Avec ces dernières avancées, Corty et moi pensions avoir enfin développé une bonne esquisse de l’univers conceptuel objectif accessible à Delta – et même, un petit peu, de son monde subjectif, puisque nous avions identifiés certains concepts isomorphes qui seraient confondus pour elle. Ce monde perceptuel se présentait comme un produit de multiples treillis simples, chacun dédié à une forme de détecteur « oui/non » ou à ses changements et meta-changements. Une jolie structure, simple et homogène. Nous étions, faut-il le préciser, assez contents de nous.

Galois nous parut fort réceptif à cette manière de voir. Il émit cependant un doute :

– En tant que conscience onirique, je ne prétends pas être spécialiste de la chose ; cependant, il me paraît troublant que le mouvement – par exemple celui des yeux de Delta, mais aussi ses déplacements dans le monde virtuel – se traduise simplement par l’état d’un récepteur comme « regard à gauche » ou « déplacement à droite ». C’est comme si Delta ne faisait que constater ses mouvements ; or, je suis bien d’accord qu’elle doit les percevoir, mais comment les provoque-t-elle ?  Avec votre modèle, tout se passe comme si quelqu’un d’autre décidait de ses mouvements, et qu’elle ne faisait que les percevoir. Il n’y a aucune différence entre la perception d’un aspect objectif du monde extérieur – par exemple la couleur de la forme qu’elle regarde – et la perception d’un mouvement qu’elle effectue pourtant de son propre chef. Ne manque-t-il pas quelque chose ?

Je bondis au filet :

– L’idée, à mon avis, est que, pour un être humain par exemple, bouger c’est – normalement – la même chose que penser qu’on bouge. Je ne fais pas de différence entre mon désir conscient de bouger un doigt et ma perception que ce doigt bouge, ne fut-ce que parce que ces deux phénomènes se produisent toujours ensemble. De fait, même pour des personnes amputées, la médecine moderne commence à mettre au point des systèmes qui traduisent l’état de certains neurones, ceux associés à la gestion du mouvement, en ordres envoyés vers la prothèse, qui est en quelque sorte contrôlée par la pensée. Or, nous l’avons déjà établi, penser et percevoir c’est la même chose :  penser que je bouge, eh bien… c’est percevoir mon mouvement, non ? et donc, bouger effectivement !

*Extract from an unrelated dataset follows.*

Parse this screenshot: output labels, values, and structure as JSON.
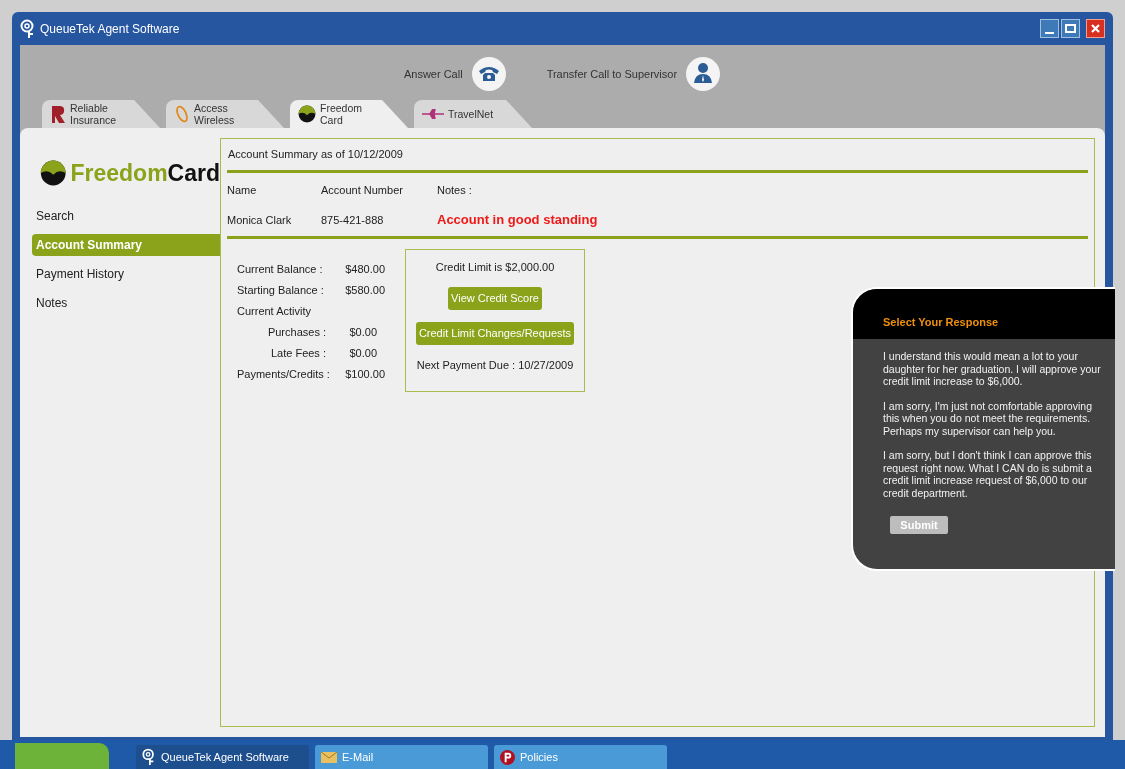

– Hmmm… cela me chiffonne tout de même. Je trouve que cette idée laisse bien peu de place au libre arbitre, et Descartes va détester ça. Il faudra que nous en reparlions ensemble. Cependant, je n’ai aucune proposition alternative à vous faire et je ne voudrais surtout pas bloquer vos efforts ; continuons donc sur cette voie au moins pour le moment. En dehors de cela, votre modèle me paraît assez cohérent. Y a-t-il autre chose à discuter par ailleurs ?

Le silence régna un court instant, que Corty et moi mîmes à profit pour nous rengorger intérieurement. Cohérent, notre modèle du monde de Delta? Parfait, oui !

Puis nous entendîmes la petite voix du caillou :

– Euh… Excusez-moi mais si j’ai bien compris ce dont nous discutons depuis le début, je trouve qu’il manque tout de même un truc essentiel.

Ah bon ? Intervint Corty, manifestement vexé.

– Ben oui. Vous avez bien dit que penser c’est percevoir, n’est-ce pas ?

Absolument. Yannick vient même de le rappeler. Il y a moins de dix paragraphes, si ça n’est pas trop ancien pour toi.

Le caillou ne se laissa pas démonter :

– Et plus précisément, un être conscient doit percevoir ses propres pensées comme le reste. Je me souviens de l’histoire du lézard.

En effet.

– Or dans votre modèle, toutes les perceptions de Delta passent par des détecteurs binaires, de type « oui/non », et tous les concepts qu’elle pourrait élaborer en dérivent peu ou prou. C’est bien ça ?

C’est bien ça, s’impatienta Corty. Et alors ? Où est le problème ?

– Ben, le problème c’est qu’il manque des détecteurs à Delta. Dans ce que vous nous décrivez elle a des détecteurs visuels, des détecteurs de mouvement, des détecteurs de son pourquoi pas, mais où sont ses détecteurs de pensée ?

Ça m’en boucha un coin.

À Corty aussi, visiblement.

Nous n’y avions tout bonnement pas pensé. Un nouveau silence s’installa, fort inconfortable celui-ci.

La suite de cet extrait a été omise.